Worried About Betsy DeVos, Chance the Rapper Gives a Million Dollars to Chicago Public Schools

Grammy award-winning Chance the Rapper knows that Chicago’s public school children are in need of a boost and has taken matters into his own hands. Chance recently announced that he’ll be giving $1 million to Chicago’s public schools for arts and education funding. Chance, a Chicago native, made the move after his meeting with Illinois Governor Bruce Rauner to discuss the threats facing Chicago’s public schools.

The big problem that Chance was aiming to find a solution for concerns a $129 million CPS budget deficit, that was created when the governor vetoed a bill that would have helped the school district pay its pension bill. The deficit could force school officials to end the school year 20 days early on June 1, thus cutting short children’s education. The CPS is the 4th largest public school system in the United States, yet it remains one of the most underfunded.

After the meeting with Governor Rauner didn’t make much progress, the rapper voiced his frustrations to the media, and proclaimed that he wasn’t giving up. “I felt it went a little bit different than it should have,” Chance told local news outlets. “I’m here because I just want people to do their jobs.”

Chance – born Chancelor Bennett – said that Chicago’s school children “were on the table” and that the governor gave him a lot of “vague answers” when asked about the problems and possible solutions during their 30-minute meeting. The Chicago Tribune reported that the bill was vetoed by Rauner “because it was not tied to broader pension reforms that he has demanded, and Democratic Senate President John Cullerton denied assurances on pension reform were part of the CPS deal.”

Rather than just sit on his hands, Chance pledged a $1 million to donation to Chicago’s schools — through the Chicago Public Schools Foundation — with the proceeds coming from his spring tour supporting his latest album Coloring Book, which kicks off April 24. The gesture and support for Chicago’s public school children drew praise from former First Lady Michelle Obama, who mentioned the move of goodwill on Twitter.


The rapper isn’t just sending his own money CPS’s way, but has called on Chicago’s upper class to help out as well. He has pledged that for every $100,000 raised through Social Works Chicago — he is co-founder — he’ll donate $10,000 directly to Chicago Public Schools.

Regarding Governor Rauner’s views on the meeting, he said they had a good exchange and agreed to talk further. “I hope we can come to a good solution”, said Rauner. “I’m cautiously optimistic that we can.” The Governor did not respond directly to Chance’s pledge, but his office was quick to remind the media that he and his wife have donated more than $7 million over the past two decades to organizations supporting CPS students.

It’s not just Chicago’s public school system that’s currently treading water. Newly appointed Secretary of Education, Betsy DeVos, has refused to pledge to maintain public funding for public schools.
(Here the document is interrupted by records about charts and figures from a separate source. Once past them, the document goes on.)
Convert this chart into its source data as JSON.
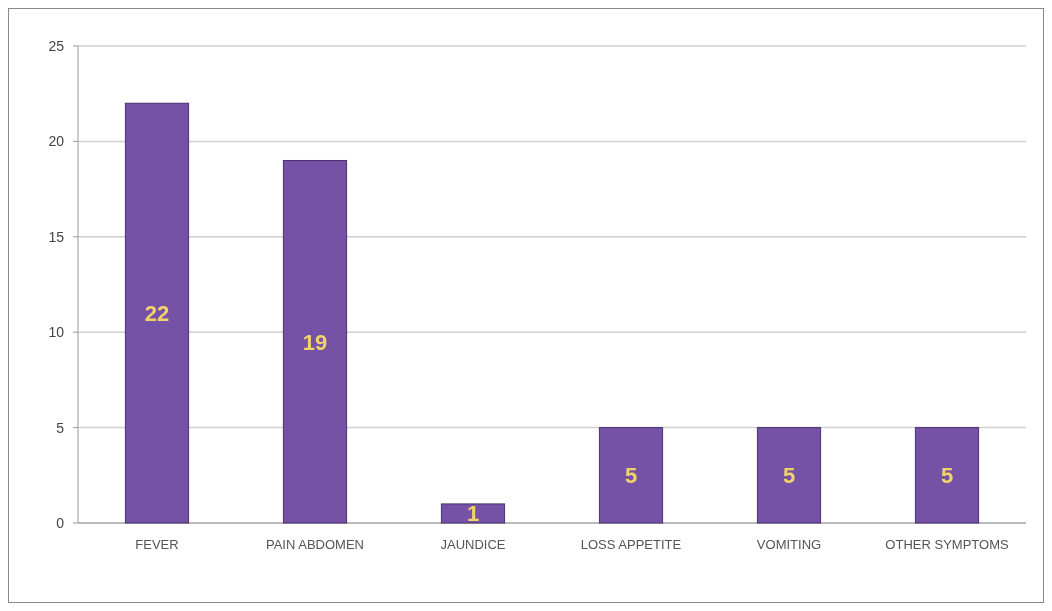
{
  "chart_data": {
    "type": "bar",
    "categories": [
      "FEVER",
      "PAIN ABDOMEN",
      "JAUNDICE",
      "LOSS APPETITE",
      "VOMITING",
      "OTHER SYMPTOMS"
    ],
    "values": [
      22,
      19,
      1,
      5,
      5,
      5
    ],
    "color": "#7652a6",
    "ylim": [
      0,
      25
    ],
    "yticks": [
      0,
      5,
      10,
      15,
      20,
      25
    ],
    "grid": "y",
    "data_labels": true
  }
}
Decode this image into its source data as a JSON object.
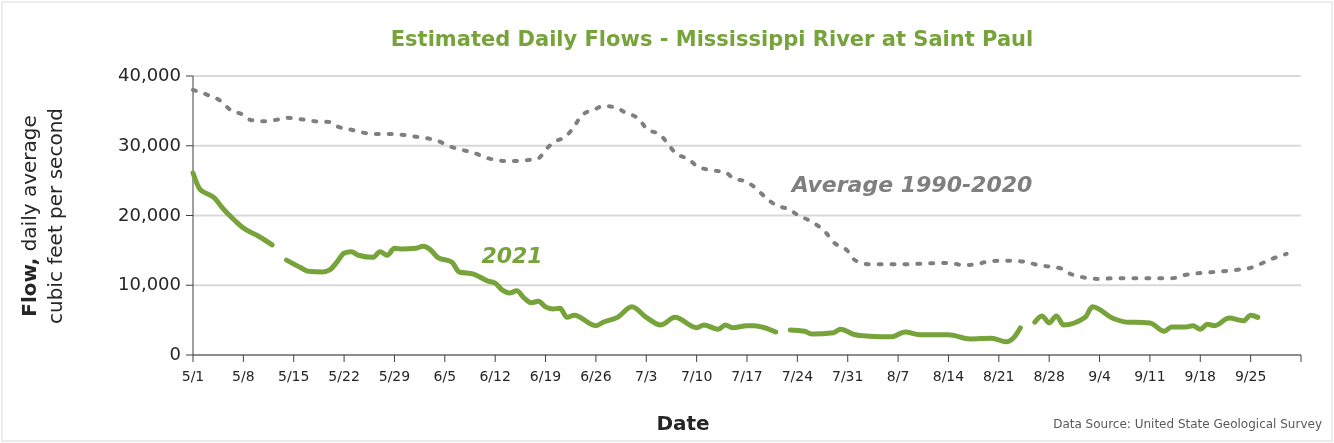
{
  "chart_data": {
    "type": "line",
    "title": "Estimated Daily Flows - Mississippi River at Saint Paul",
    "xlabel": "Date",
    "ylabel": "Flow, daily average cubic feet per second",
    "annotations": [
      "Data Source: United State Geological Survey"
    ],
    "xlim": [
      "--05-01",
      "--10-02"
    ],
    "xticks": [
      {
        "value": "--05-01",
        "label": "5/1"
      },
      {
        "value": "--05-08",
        "label": "5/8"
      },
      {
        "value": "--05-15",
        "label": "5/15"
      },
      {
        "value": "--05-22",
        "label": "5/22"
      },
      {
        "value": "--05-29",
        "label": "5/29"
      },
      {
        "value": "--06-05",
        "label": "6/5"
      },
      {
        "value": "--06-12",
        "label": "6/12"
      },
      {
        "value": "--06-19",
        "label": "6/19"
      },
      {
        "value": "--06-26",
        "label": "6/26"
      },
      {
        "value": "--07-03",
        "label": "7/3"
      },
      {
        "value": "--07-10",
        "label": "7/10"
      },
      {
        "value": "--07-17",
        "label": "7/17"
      },
      {
        "value": "--07-24",
        "label": "7/24"
      },
      {
        "value": "--07-31",
        "label": "7/31"
      },
      {
        "value": "--08-07",
        "label": "8/7"
      },
      {
        "value": "--08-14",
        "label": "8/14"
      },
      {
        "value": "--08-21",
        "label": "8/21"
      },
      {
        "value": "--08-28",
        "label": "8/28"
      },
      {
        "value": "--09-04",
        "label": "9/4"
      },
      {
        "value": "--09-11",
        "label": "9/11"
      },
      {
        "value": "--09-18",
        "label": "9/18"
      },
      {
        "value": "--09-25",
        "label": "9/25"
      }
    ],
    "ylim": [
      0,
      40000
    ],
    "yticks": [
      {
        "value": 0,
        "label": "0"
      },
      {
        "value": 10000,
        "label": "10,000"
      },
      {
        "value": 20000,
        "label": "20,000"
      },
      {
        "value": 30000,
        "label": "30,000"
      },
      {
        "value": 40000,
        "label": "40,000"
      }
    ],
    "grid": "y",
    "marker": "none",
    "series": [
      {
        "name": "Average 1990-2020",
        "color": "#7f7f7f",
        "line_style": "dotted",
        "x": [
          "--05-01",
          "--05-03",
          "--05-05",
          "--05-06",
          "--05-08",
          "--05-09",
          "--05-11",
          "--05-13",
          "--05-14",
          "--05-16",
          "--05-18",
          "--05-20",
          "--05-21",
          "--05-23",
          "--05-26",
          "--05-28",
          "--06-01",
          "--06-04",
          "--06-06",
          "--06-07",
          "--06-09",
          "--06-11",
          "--06-14",
          "--06-16",
          "--06-18",
          "--06-19",
          "--06-20",
          "--06-22",
          "--06-23",
          "--06-24",
          "--06-26",
          "--06-27",
          "--06-29",
          "--06-30",
          "--07-02",
          "--07-03",
          "--07-05",
          "--07-06",
          "--07-07",
          "--07-09",
          "--07-10",
          "--07-12",
          "--07-14",
          "--07-15",
          "--07-17",
          "--07-18",
          "--07-20",
          "--07-21",
          "--07-23",
          "--07-24",
          "--07-26",
          "--07-28",
          "--07-29",
          "--07-31",
          "--08-01",
          "--08-03",
          "--08-05",
          "--08-07",
          "--08-14",
          "--08-16",
          "--08-18",
          "--08-19",
          "--08-21",
          "--08-23",
          "--08-25",
          "--08-26",
          "--08-30",
          "--08-31",
          "--09-04",
          "--09-06",
          "--09-11",
          "--09-14",
          "--09-16",
          "--09-20",
          "--09-23",
          "--09-25",
          "--09-26",
          "--09-28",
          "--09-30"
        ],
        "values": [
          38000,
          37300,
          36300,
          35300,
          34400,
          33700,
          33500,
          33800,
          34000,
          33800,
          33500,
          33400,
          32800,
          32300,
          31700,
          31700,
          31300,
          30700,
          29800,
          29500,
          29000,
          28200,
          27800,
          27900,
          28200,
          29400,
          30400,
          31500,
          32800,
          34300,
          35300,
          35700,
          35400,
          34800,
          33800,
          32500,
          31500,
          30300,
          29000,
          28000,
          27100,
          26500,
          26200,
          25400,
          24800,
          24100,
          22200,
          21500,
          20800,
          20100,
          19100,
          17500,
          16200,
          14900,
          13600,
          13000,
          13000,
          13000,
          13200,
          12900,
          13000,
          13300,
          13500,
          13500,
          13300,
          13000,
          12300,
          11600,
          10900,
          11000,
          11000,
          11000,
          11500,
          11900,
          12200,
          12500,
          12900,
          13800,
          14500
        ]
      },
      {
        "name": "2021",
        "color": "#77a33b",
        "line_style": "solid",
        "x": [
          "--05-01",
          "--05-02",
          "--05-03",
          "--05-04",
          "--05-05",
          "--05-07",
          "--05-08",
          "--05-10",
          "--05-12",
          "--05-13",
          "--05-14",
          "--05-16",
          "--05-17",
          "--05-19",
          "--05-20",
          "--05-21",
          "--05-22",
          "--05-23",
          "--05-24",
          "--05-26",
          "--05-27",
          "--05-28",
          "--05-29",
          "--05-30",
          "--06-01",
          "--06-02",
          "--06-03",
          "--06-04",
          "--06-06",
          "--06-07",
          "--06-09",
          "--06-11",
          "--06-12",
          "--06-13",
          "--06-14",
          "--06-15",
          "--06-16",
          "--06-17",
          "--06-18",
          "--06-19",
          "--06-20",
          "--06-21",
          "--06-22",
          "--06-23",
          "--06-26",
          "--06-27",
          "--06-29",
          "--07-01",
          "--07-03",
          "--07-05",
          "--07-07",
          "--07-10",
          "--07-11",
          "--07-13",
          "--07-14",
          "--07-15",
          "--07-17",
          "--07-18",
          "--07-21",
          "--07-22",
          "--07-23",
          "--07-25",
          "--07-26",
          "--07-29",
          "--07-30",
          "--08-01",
          "--08-03",
          "--08-06",
          "--08-08",
          "--08-10",
          "--08-12",
          "--08-14",
          "--08-17",
          "--08-20",
          "--08-22",
          "--08-23",
          "--08-24",
          "--08-25",
          "--08-26",
          "--08-27",
          "--08-28",
          "--08-29",
          "--08-30",
          "--09-02",
          "--09-03",
          "--09-06",
          "--09-08",
          "--09-09",
          "--09-11",
          "--09-13",
          "--09-14",
          "--09-16",
          "--09-17",
          "--09-18",
          "--09-19",
          "--09-20",
          "--09-22",
          "--09-24",
          "--09-25",
          "--09-26"
        ],
        "values": [
          26100,
          23700,
          23100,
          22500,
          21200,
          19100,
          18200,
          17100,
          15800,
          null,
          13600,
          12500,
          12000,
          11900,
          12200,
          13300,
          14600,
          14800,
          14300,
          14000,
          14800,
          14300,
          15300,
          15200,
          15300,
          15600,
          15100,
          14000,
          13300,
          11900,
          11600,
          10600,
          10300,
          9300,
          8900,
          9200,
          8200,
          7500,
          7700,
          6900,
          6600,
          6700,
          5400,
          5700,
          4200,
          4700,
          5400,
          6900,
          5400,
          4300,
          5400,
          3900,
          4300,
          3700,
          4300,
          3900,
          4200,
          4200,
          3300,
          null,
          3600,
          3400,
          3000,
          3200,
          3700,
          2900,
          2700,
          2600,
          3300,
          2900,
          2900,
          2900,
          2300,
          2400,
          1900,
          2400,
          3900,
          null,
          4700,
          5600,
          4600,
          5600,
          4300,
          5400,
          6900,
          5200,
          4700,
          4700,
          4600,
          3400,
          4000,
          4000,
          4200,
          3700,
          4400,
          4200,
          5300,
          4900,
          5700,
          5400
        ]
      }
    ]
  }
}
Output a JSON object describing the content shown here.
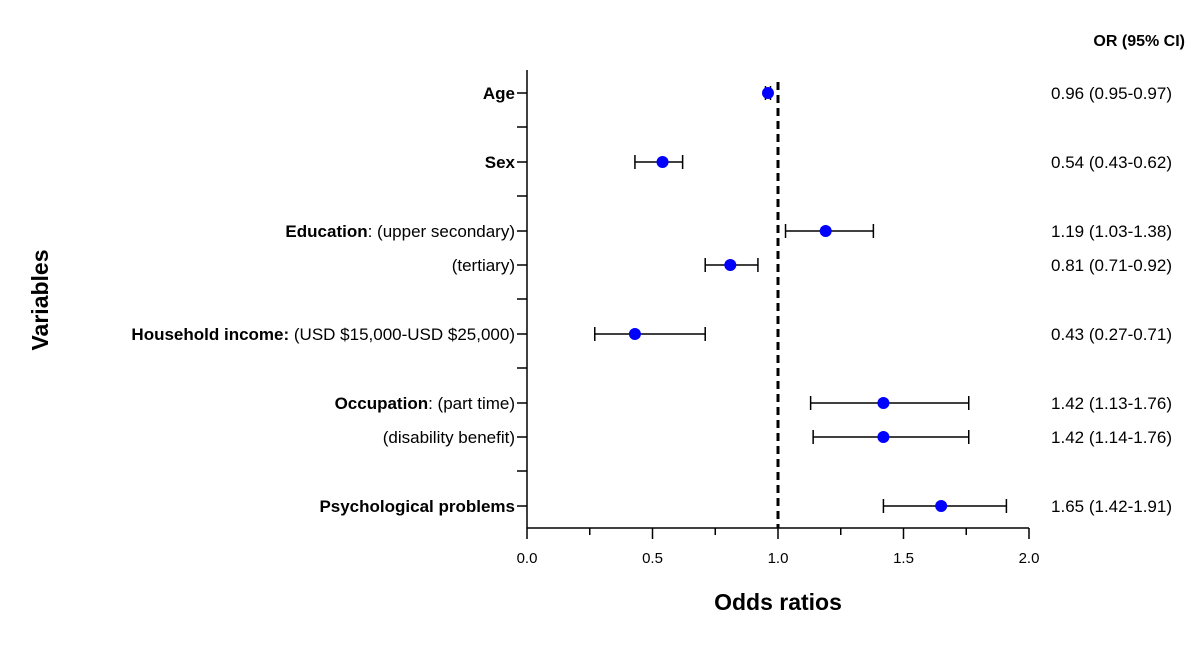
{
  "chart_data": {
    "type": "scatter",
    "subtype": "forest-plot",
    "xlabel": "Odds ratios",
    "ylabel": "Variables",
    "xlim": [
      0.0,
      2.0
    ],
    "x_ticks": [
      "0.0",
      "0.5",
      "1.0",
      "1.5",
      "2.0"
    ],
    "reference_line": 1.0,
    "right_column_header": "OR (95% CI)",
    "marker_color": "#0000ff",
    "rows": [
      {
        "label_bold": "Age",
        "label_rest": "",
        "or": 0.96,
        "ci": [
          0.95,
          0.97
        ],
        "text": "0.96 (0.95-0.97)"
      },
      {
        "label_bold": "Sex",
        "label_rest": "",
        "or": 0.54,
        "ci": [
          0.43,
          0.62
        ],
        "text": "0.54 (0.43-0.62)"
      },
      {
        "label_bold": "Education",
        "label_rest": ": (upper secondary)",
        "or": 1.19,
        "ci": [
          1.03,
          1.38
        ],
        "text": "1.19 (1.03-1.38)"
      },
      {
        "label_bold": "",
        "label_rest": "(tertiary)",
        "or": 0.81,
        "ci": [
          0.71,
          0.92
        ],
        "text": "0.81 (0.71-0.92)"
      },
      {
        "label_bold": "Household income:",
        "label_rest": " (USD $15,000-USD $25,000)",
        "or": 0.43,
        "ci": [
          0.27,
          0.71
        ],
        "text": "0.43 (0.27-0.71)"
      },
      {
        "label_bold": "Occupation",
        "label_rest": ": (part time)",
        "or": 1.42,
        "ci": [
          1.13,
          1.76
        ],
        "text": "1.42 (1.13-1.76)"
      },
      {
        "label_bold": "",
        "label_rest": "(disability benefit)",
        "or": 1.42,
        "ci": [
          1.14,
          1.76
        ],
        "text": "1.42 (1.14-1.76)"
      },
      {
        "label_bold": "Psychological problems",
        "label_rest": "",
        "or": 1.65,
        "ci": [
          1.42,
          1.91
        ],
        "text": "1.65 (1.42-1.91)"
      }
    ]
  }
}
Most recently, Bill 610 – introduced by Representative Steve King of Iowa – is posed to be the possible first repeal of public education funding under DeVos’ rule.

Bill 610 would take federal funds allotted for public education and dole them out with a voucher program, allowing parents to choose to send their child to a private school or home school them, instead of keeping them in the public school system. DeVos, whose children did not attend public school, has been a strong proponent for “school choice” and is among those who argue that the voucher system – which work in a similar way as scholarships – allows children to receive help from the state to attend a better school. The downside is that when public schools begin to lose students, they also lose funding, which makes it more difficult to improve and hinders the children who do attend the public school.

DeVos hasn’t yet made a public statement on Bill 610 and it still needs to go through Congress to pass, but if it does, Chicago’s public schools could be in serious trouble.